The RiverHawks followed up the 2011 season (440.8 yards per game and 33.8 points per game) with an average of 374.1 yards and 23.1 points per contest.
“I feel very fortunate to have him on the staff,” NSU head coach Kenny Evans said of Lane at Mid-American Intercollegiate Athletics Association’s Media Day in Kansas City, Mo.
“I think (last season) was a learning experience for him coming back, but also us being in a new conference. Every week was something new to him, too. I look for us to be better than ever, offensively.”

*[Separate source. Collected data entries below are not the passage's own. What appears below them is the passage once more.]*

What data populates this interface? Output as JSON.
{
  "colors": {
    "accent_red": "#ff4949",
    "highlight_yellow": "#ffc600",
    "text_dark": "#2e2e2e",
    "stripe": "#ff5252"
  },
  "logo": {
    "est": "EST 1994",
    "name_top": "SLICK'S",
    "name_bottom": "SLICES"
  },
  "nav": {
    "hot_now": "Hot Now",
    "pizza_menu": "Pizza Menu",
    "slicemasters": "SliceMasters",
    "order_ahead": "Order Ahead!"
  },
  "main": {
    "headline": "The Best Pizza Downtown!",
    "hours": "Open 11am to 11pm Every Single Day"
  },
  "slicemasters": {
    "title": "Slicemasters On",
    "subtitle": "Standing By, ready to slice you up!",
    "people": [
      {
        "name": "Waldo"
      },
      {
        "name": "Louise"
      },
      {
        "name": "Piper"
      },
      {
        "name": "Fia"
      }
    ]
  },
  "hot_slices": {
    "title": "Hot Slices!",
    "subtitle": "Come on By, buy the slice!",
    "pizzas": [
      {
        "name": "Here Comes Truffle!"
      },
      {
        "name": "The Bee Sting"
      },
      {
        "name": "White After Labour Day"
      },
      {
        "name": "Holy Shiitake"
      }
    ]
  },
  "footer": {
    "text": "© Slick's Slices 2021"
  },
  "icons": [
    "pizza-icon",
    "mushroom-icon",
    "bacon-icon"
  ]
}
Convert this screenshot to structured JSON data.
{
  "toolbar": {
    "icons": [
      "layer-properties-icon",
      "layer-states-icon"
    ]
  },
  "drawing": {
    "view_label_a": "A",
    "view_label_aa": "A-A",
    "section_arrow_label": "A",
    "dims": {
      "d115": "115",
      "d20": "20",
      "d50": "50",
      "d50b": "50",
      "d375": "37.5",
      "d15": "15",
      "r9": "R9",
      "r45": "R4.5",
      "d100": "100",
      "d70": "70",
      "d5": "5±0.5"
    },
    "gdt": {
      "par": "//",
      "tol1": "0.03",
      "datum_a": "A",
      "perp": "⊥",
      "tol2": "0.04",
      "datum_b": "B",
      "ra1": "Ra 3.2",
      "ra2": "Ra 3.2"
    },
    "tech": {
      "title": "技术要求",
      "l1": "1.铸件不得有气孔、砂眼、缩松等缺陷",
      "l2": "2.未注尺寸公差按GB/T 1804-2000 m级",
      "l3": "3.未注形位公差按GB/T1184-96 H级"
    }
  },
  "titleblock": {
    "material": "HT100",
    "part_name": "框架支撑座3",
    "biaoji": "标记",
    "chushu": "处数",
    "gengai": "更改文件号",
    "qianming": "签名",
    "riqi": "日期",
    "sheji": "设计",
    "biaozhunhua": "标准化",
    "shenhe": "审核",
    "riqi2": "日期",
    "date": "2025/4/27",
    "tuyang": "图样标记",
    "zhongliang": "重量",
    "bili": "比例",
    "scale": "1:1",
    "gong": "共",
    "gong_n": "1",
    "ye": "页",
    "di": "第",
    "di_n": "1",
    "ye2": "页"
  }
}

Headlining NSU’s offense will be tailback Joel Rockmore, who rushed for more than 1,000 yards as a sophomore last season. Johnny Deaton returns at quarterback, the Riverhawks’ offensive line is largely still intact after Michael Bowie was drafted by Seattle, and the RiverHawks have a promising group of young wide receivers.
“Our goal is to exceed the gains that we had towards the end of the year last year with those four wins,” said Lane, whose team closed out the 2012 season with victories over Central Missouri, Southwest Baptist, Lincoln and Central Oklahoma. “If we can exceed what we accomplished there, I think that we’ll gain a lot of confidence.”
And maybe this year’s first drive won’t come with NSU deep inside its own territory.